What is even harder to wrap your mind around is that we're not talking about just one "rich section" of town. We're talking about pretty much the whole town. We're talking about a tax base that has so much money that the roads are in great shape, the streets are clean, heck, the main drags are landscaped within an inch of their lives with palm trees and exotic flowers. Imagine a city with the population of a city the size of Detroit, spread out over the same square miles as LA, populated with Ladies Who Lunch, and you're beginning to get a handle on the type of wealth I'm talking about.

All of this sounds like I'm full of disdain for the place. I'm not. I love it there. What's not to like? Two of my favorite cousins live there, with their adorable kids, an Aunt, my Grannie, and now my parents, the weather's great (it rains mostly only in June, gloomy grey skies are a rarity) the economy is booming due to the tourism, and I doubt that you'd be able to make your way through all of the fun boutique-y stores in one lifetime. If you were to tire of the beach (and I almost never do) you could find enough things to occupy your time.

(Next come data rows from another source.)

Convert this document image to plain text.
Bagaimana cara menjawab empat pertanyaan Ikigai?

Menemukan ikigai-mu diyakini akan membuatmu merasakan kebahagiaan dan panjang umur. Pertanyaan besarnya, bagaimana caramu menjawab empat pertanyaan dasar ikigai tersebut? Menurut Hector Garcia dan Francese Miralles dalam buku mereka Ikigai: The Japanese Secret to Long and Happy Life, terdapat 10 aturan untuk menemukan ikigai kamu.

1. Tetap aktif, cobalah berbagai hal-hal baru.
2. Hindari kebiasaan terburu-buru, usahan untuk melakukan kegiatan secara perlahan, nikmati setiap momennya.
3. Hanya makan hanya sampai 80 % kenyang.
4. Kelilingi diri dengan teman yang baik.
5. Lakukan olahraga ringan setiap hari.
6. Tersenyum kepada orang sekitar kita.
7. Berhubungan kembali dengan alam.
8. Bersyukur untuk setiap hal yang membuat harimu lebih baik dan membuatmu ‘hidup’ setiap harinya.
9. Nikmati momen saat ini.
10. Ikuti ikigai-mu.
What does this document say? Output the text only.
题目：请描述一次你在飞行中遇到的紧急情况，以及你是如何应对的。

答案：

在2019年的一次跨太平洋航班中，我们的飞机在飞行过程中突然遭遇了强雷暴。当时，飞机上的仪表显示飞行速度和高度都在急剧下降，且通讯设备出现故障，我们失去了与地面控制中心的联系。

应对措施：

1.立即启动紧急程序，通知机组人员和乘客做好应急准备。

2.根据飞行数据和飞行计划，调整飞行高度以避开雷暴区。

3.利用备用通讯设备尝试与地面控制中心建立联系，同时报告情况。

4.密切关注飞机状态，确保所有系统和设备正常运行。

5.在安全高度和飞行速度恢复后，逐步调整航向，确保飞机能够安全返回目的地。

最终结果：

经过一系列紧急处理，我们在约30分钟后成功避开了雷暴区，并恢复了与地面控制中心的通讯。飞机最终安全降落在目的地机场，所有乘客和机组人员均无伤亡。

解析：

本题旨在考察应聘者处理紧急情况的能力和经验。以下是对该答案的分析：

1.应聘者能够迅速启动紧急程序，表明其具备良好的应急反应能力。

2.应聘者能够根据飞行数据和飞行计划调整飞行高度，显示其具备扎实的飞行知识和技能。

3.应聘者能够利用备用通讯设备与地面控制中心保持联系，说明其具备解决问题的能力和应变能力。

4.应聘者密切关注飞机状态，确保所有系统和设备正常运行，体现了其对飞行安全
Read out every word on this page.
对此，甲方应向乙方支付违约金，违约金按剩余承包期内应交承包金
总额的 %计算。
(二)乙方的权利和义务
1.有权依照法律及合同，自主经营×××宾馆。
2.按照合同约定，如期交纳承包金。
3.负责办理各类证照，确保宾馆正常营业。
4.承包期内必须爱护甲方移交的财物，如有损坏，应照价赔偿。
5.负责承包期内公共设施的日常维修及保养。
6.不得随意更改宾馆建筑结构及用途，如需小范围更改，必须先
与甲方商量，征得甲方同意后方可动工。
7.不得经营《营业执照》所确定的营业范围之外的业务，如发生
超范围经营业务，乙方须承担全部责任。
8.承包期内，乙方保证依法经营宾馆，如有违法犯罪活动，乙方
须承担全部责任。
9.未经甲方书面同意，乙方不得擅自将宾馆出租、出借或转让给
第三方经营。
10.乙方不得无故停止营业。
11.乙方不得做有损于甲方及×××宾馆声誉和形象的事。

And hey, bonus, it is close enough to Key West to make a day-trip out of the southernmost point of the United States, where it is but 90 miles to Cuba.

DH has been a Buffet fan forever, and Key West? Is the Mecca of all Parrotheads. Key West is another world entirely. I'm sure that somewhere along A1A, you enter a rift in the time-space continuum, and you're really on another planet there. I'm completely convinced.

Because I'm also fairly convinced that reading about someone else's vacation exploits are akin to watching paint dry, I shan't bore you with the day-to-day minutiae of What We Did On Our Winter Vacation.

But I *will* gloat for a second; DH got sunburned, and I, fashionable hat-wearer that I am, returned to Oh-hia-ia with the same color skin that I left it. Just to prove how incredibly fashionable I am, witness the hat-wearing spectacle.


But when my sun-worshiping sisters are having melanomas removed when we're all in our 40s & 50s, I will be skin-cancer free. So yes, hat. I don't care if it looks silly. If I lived there, I'd never be without one.

Hm. The difference between residents of Florida and residents of Ohio? Hats.